Our local community has been very supportive for us as well – we are the 4th neuroblastoma family in our town and when the news got out about Norah’s diagnosis, the prayers began. Dinner deliveries began. Offers to take Evelynn for a play date so I could catch up on sleep came often. Groceries always found their way into our pantry. We were never without someone checking in on us, doing a fundraiser for us or just sending a text to say, “I’m thinking about you, do you need anything?” Evelynn’s school has been largely responsible for helping me feel comfortable when I had to leave for 2 weeks at a time for Norah’s treatment. The principal, secretaries, paras, other parents and her teachers all made me feel at ease knowing that Evelynn would be looked after, taken care of and given hugs if she was having a sad day. She had plenty of those. She missed her mom a lot. But I knew that there were many people willing to give hugs and spend a little time with her if she was upset. I was gone for a total of 18 weeks in 2018 alone, and Evelynn made it through with the support of her own little village at school!

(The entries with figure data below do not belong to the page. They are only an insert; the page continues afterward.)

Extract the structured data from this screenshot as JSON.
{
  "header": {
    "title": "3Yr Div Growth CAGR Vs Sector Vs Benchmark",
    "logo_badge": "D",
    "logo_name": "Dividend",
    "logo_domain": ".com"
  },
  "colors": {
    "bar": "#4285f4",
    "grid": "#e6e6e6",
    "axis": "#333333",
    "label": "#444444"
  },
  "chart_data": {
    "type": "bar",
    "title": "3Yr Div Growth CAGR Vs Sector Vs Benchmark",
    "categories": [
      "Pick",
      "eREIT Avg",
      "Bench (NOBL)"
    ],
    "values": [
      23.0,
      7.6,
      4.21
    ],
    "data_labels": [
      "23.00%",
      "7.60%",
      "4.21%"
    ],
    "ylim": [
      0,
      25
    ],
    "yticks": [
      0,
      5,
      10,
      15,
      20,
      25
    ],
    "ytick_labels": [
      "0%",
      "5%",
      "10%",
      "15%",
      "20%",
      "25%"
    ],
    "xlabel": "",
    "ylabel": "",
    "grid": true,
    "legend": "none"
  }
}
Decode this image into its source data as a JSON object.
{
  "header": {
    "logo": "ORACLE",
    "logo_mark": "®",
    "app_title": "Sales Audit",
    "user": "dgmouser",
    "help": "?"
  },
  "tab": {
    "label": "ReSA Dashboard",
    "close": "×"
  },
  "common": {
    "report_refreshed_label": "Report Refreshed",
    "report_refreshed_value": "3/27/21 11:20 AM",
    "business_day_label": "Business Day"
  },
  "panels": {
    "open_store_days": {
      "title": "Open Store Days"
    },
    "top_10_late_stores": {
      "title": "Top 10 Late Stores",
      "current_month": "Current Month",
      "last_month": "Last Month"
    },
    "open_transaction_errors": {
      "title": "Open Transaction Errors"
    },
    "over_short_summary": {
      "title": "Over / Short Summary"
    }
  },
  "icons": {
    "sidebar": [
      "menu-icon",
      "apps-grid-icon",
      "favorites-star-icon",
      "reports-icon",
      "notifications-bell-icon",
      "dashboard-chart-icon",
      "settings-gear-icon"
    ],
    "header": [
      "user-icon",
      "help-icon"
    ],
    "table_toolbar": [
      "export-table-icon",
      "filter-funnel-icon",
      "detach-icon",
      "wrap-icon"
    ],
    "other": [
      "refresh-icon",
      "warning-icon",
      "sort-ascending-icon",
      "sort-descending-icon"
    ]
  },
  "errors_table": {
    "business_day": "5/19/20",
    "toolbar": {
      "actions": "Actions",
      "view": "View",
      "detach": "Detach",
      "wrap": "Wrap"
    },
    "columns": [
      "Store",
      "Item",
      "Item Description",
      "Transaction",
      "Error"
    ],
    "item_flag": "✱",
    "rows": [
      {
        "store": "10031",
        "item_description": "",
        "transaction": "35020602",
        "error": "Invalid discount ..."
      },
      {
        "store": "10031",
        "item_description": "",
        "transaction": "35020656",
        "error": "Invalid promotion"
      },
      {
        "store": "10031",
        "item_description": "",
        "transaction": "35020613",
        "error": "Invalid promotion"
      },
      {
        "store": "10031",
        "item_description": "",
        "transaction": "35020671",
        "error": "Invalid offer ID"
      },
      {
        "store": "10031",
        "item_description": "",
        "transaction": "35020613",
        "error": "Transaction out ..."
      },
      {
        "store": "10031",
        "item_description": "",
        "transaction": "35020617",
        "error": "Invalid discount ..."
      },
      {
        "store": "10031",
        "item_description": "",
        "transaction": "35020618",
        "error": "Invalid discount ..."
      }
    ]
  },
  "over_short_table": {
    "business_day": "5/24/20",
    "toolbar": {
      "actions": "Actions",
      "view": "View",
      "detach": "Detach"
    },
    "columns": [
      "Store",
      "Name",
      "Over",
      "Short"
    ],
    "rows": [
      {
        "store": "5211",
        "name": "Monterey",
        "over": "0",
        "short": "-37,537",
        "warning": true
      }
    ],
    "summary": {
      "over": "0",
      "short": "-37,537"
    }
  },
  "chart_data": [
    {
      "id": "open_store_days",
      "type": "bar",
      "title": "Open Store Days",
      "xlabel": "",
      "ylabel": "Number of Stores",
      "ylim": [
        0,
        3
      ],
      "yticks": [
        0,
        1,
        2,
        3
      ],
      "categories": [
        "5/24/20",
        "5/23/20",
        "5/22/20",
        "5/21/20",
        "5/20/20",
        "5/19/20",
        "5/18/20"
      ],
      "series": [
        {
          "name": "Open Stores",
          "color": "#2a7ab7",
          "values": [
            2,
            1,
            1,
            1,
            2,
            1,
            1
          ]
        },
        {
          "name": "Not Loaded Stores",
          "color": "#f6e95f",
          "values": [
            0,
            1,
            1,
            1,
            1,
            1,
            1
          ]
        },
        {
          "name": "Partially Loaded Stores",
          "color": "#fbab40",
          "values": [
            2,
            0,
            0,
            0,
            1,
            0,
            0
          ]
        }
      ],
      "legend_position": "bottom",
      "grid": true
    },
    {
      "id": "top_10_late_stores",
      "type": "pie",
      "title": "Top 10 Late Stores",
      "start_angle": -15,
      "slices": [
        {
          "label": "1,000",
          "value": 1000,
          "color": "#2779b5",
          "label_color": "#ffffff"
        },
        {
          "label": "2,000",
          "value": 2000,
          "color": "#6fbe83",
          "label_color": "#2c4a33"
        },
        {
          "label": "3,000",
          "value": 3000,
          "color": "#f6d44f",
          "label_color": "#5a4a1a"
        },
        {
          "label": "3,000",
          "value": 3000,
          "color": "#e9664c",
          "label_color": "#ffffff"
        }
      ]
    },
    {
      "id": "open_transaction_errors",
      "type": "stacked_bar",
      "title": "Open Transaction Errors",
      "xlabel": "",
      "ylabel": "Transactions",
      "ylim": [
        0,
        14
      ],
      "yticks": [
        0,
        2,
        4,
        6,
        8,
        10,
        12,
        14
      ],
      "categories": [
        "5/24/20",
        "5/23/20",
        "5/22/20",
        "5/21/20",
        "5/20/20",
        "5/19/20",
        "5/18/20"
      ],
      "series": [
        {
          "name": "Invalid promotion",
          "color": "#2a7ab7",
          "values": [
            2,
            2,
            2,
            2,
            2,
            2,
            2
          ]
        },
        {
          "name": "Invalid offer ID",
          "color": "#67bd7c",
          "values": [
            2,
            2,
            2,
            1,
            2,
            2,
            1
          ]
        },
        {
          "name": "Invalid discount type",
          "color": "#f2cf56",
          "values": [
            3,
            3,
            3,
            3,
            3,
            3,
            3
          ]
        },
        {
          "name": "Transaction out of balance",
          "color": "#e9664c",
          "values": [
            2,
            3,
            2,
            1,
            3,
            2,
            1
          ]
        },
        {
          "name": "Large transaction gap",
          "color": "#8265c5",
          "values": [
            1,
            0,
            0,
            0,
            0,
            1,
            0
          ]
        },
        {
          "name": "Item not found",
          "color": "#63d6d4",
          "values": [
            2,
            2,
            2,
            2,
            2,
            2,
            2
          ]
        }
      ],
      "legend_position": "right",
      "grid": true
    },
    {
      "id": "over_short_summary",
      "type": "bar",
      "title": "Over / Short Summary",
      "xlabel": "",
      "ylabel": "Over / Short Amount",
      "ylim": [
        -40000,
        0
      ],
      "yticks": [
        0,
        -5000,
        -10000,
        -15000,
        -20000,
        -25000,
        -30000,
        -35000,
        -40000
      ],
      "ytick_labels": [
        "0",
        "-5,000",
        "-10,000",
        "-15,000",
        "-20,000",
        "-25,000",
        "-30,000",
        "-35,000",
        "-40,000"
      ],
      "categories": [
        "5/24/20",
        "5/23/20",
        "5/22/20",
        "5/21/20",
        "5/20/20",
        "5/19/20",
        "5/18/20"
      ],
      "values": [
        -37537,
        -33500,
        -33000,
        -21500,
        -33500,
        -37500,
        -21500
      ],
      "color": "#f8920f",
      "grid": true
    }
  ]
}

Over the years our village has grown so much and spread across the nation. There are people constantly reaching out to us and asking how Norah is doing. Genuinely wanting to know so they can continue specific prayers for her and for our family. People we have never met in person have sent gifts for Norah’s birthday, Christmas cards for both our girls and have sent postcards just to say Hi. Other families we haven’t met before have adopted our family for Christmas for the last 3 years – getting gifts for the girls so that the can have a great Christmas Day. One day last year, during a particularly rough treatment week, I posted on our Facebook page and asked for everyone to send in silly jokes to help Norah cheer up and the amount of jokes we got was staggering! It always amazes me how GOOD people are – people want to help – people want to help you heal – physically and emotionally.
We are so thankful for every single person along our journey. I don’t know what we would do without each and every one of you.